I quattro tiristor  formano i lati di un quadrilatero alimentato tra i vertici A e B dalla tensione alternata. Per semplicità pensiamo ad un carico puramente resistivo applicato tra i punti P ed N. Quando uAB è positiva d1 e d2 sono polarizzati direttamente,  ed un impulso sul loro gate li manda in conduzione mentre d3 e d4, polarizzati inversamente, non conducono. La tensione tra P ed N coincide con la uAB. Quando uAB è negativa (uBA positiva) sono d3 e d4 ad essere polarizzati direttamente per cui un impulso sul loro gate li manda in conduzione mentre d1 e d2 sono polarizzati inversamente e non conducono. La tensione tra P ed N coincide ora con la uBA: P è perciò sempre positivo rispetto ad N e la tensione sul carico è unidirezionale, con valore medio, UDC , regolabile variando l'istante in cui si dà l'impulso di conduzione definito dall'angolo a.

Indicando con U il valore efficace della tensione ( valore detto anche rms), UM il valore di picco, UDC l'effettivo valore medio, UD0 il valore medio massimo possibile, che si ottiene quando l'impulso di accensione del tiristor è dato all'inizio del periodo, quindi per a=0, si hanno le relazioni riportate anche in figura:

  • UM=1,41*U
  • UD0=0,637*UM=0,9*U
  • UDC=0,5*Ud0*(1+cosa)

La figura 6 mostra le forme d'onda di tensioni e correnti quando il carico è ohmico-induttivo, quale l'avvolgimento di un motore. E' considerato il caso di un raddrizzatore a semionda, ma le considerazioni sono valide anche per il raddrizzatore a ponte.

La figura 7 mostra i grafici della corrente e delle tensioni di un circuito ohmico-induttivo all'inserzione di una fem sinusoidale u quando essa è a metà del valore massimo (angolo di fase = 30°). Si ricorda che la corrente nel transitorio che ne consegue è la somma della componente a regime permanente ip e di una transitoria smorzata it: i=ip+it. La tensione uR=R*i mentre la tensione sull'induttanza è uL=L*di/dt=u-uR. All'istante di inserzione, dovendo essere i=0 è it=-ip. Osserviamo che la corrente parte da zero e si annulla quando l'area tratteggiata a destra eguaglia quella di sinistra. Le due aree rappresentano l'incremento ed il decremento di flusso magnetico dovuto alla corrente che dapprima cresce e poi cala, portando l'energia immagazzinata nel campo magnetico ad un massimo, richiedendola al generatore di alimentazione, e poi restituendola integralmente. Le due aree sono date dalla differenza u-uR=uL, quindi all'area sottesa dalla curva di uL.

 

Figura 6

Figura 7

Finché non si dà l'impulso sul gate, il tiristor non conduce, uR ed uL , quindi anche uRL=uR+uL, sono nulle ed uAK =u-uRL, coincide con u.
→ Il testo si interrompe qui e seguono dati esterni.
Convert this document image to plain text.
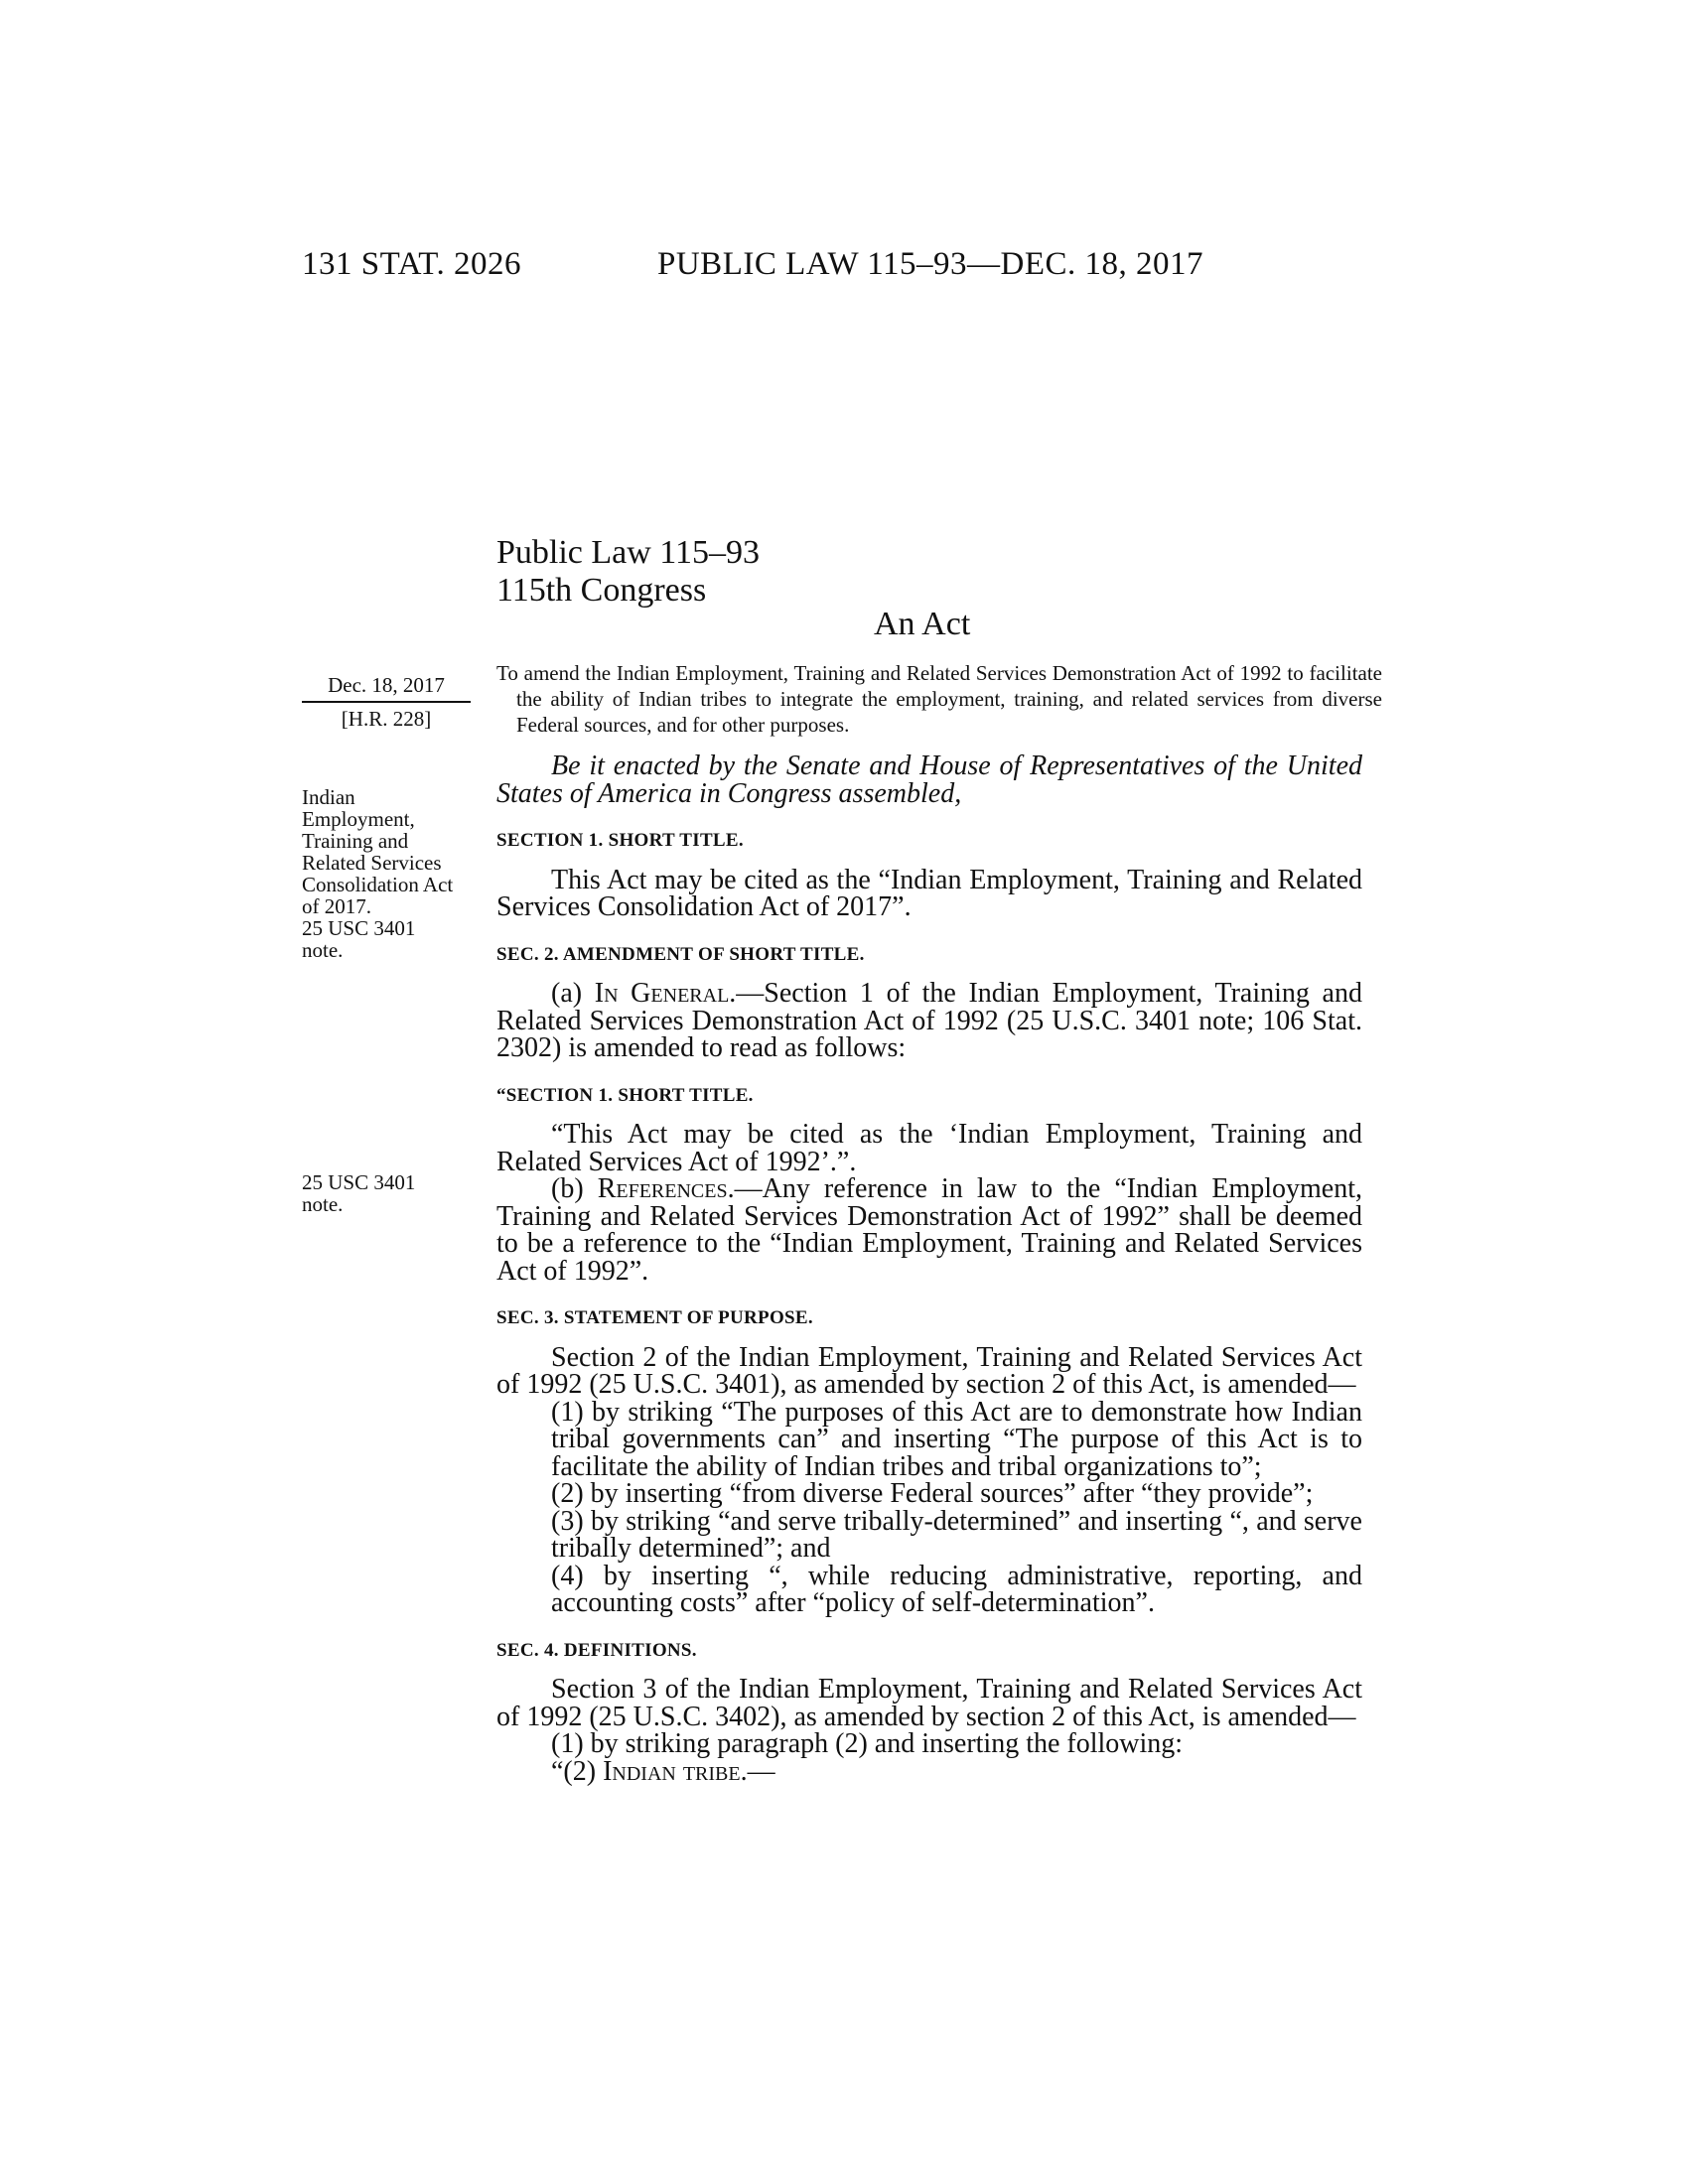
131 STAT. 2026	PUBLIC LAW 115–93—DEC. 18, 2017
Public Law 115–93
115th Congress
An Act
To amend the Indian Employment, Training and Related Services Demonstration Act of 1992 to facilitate the ability of Indian tribes to integrate the employment, training, and related services from diverse Federal sources, and for other purposes.
Dec. 18, 2017
[H.R. 228]
Indian
Employment,
Training and
Related Services
Consolidation Act
of 2017.
25 USC 3401
note.
25 USC 3401
note.

Be it enacted by the Senate and House of Representatives of the United States of America in Congress assembled,

SECTION 1. SHORT TITLE.

This Act may be cited as the “Indian Employment, Training and Related Services Consolidation Act of 2017”.

SEC. 2. AMENDMENT OF SHORT TITLE.

(a) In General.—Section 1 of the Indian Employment, Training and Related Services Demonstration Act of 1992 (25 U.S.C. 3401 note; 106 Stat. 2302) is amended to read as follows:

“SECTION 1. SHORT TITLE.

“This Act may be cited as the ‘Indian Employment, Training and Related Services Act of 1992’.”.

(b) References.—Any reference in law to the “Indian Employment, Training and Related Services Demonstration Act of 1992” shall be deemed to be a reference to the “Indian Employment, Training and Related Services Act of 1992”.

SEC. 3. STATEMENT OF PURPOSE.

Section 2 of the Indian Employment, Training and Related Services Act of 1992 (25 U.S.C. 3401), as amended by section 2 of this Act, is amended—

(1) by striking “The purposes of this Act are to demonstrate how Indian tribal governments can” and inserting “The purpose of this Act is to facilitate the ability of Indian tribes and tribal organizations to”;

(2) by inserting “from diverse Federal sources” after “they provide”;

(3) by striking “and serve tribally-determined” and inserting “, and serve tribally determined”; and

(4) by inserting “, while reducing administrative, reporting, and accounting costs” after “policy of self-determination”.

SEC. 4. DEFINITIONS.

Section 3 of the Indian Employment, Training and Related Services Act of 1992 (25 U.S.C. 3402), as amended by section 2 of this Act, is amended—

(1) by striking paragraph (2) and inserting the following:

“(2) Indian tribe.—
All'impulso con uAK >0, si sviluppa una corrente, (positiva da A verso K), quindi diventano diverse da zero e positive le tensioni uR ed uL. La corrente cresce, raggiunge il massimo positivo, quindi comincia a decrescere. Il flusso magnetico e l'energia magnetica evolvono nello stesso modo. Nella prima fase dunque l'induttanza immagazzina l'energia che poi restituisce integralmente nella seconda fase, quindi l'incremento di flusso della prima fase è identico al decremento della seconda, come già messo del resto in evidenza nella figura 7. Quando l'energia magnetica decresce,  uL diventa negativa. Quando anche u diventa negativa la corrente non è ancora nulla, quindi l'energia magnetica immagazzinata non è stata ancora restituita integralmente.  La corrente  fluisce ancora nel senso indicato come positivo continuando a diminuire. Quando la corrente si annulla si annulla uR , ed in quell'istante uL=u. L'energia magnetica è stata completamente restituita. Il tiristor a questo punto non conduce più, la tensione uL si annulla ed il tiristor è polarizzato inversamente: uAK =u <0.

Dall'istante in cui il tiristor aveva iniziato a condurre fino a quello in cui la conduzione cessa, al bipolo R-L è applicata la tensione u. Quando la corrente si annulla si annulla anche la tensione sul carico R-L. Esiste dunque una frazione di periodo in cui la tensione ai capi del carico è negativa mentre la corrente è ancora positiva. E' l'intervallo compreso tra l'istante in cui u diventa negativa e l'istante in cui uL diventa uguale ad u, mentre uAK è nulla, cioè l'istante in cui i, quindi uR si annullano. In questa frazione di periodo il carico restituisce energia al generatore.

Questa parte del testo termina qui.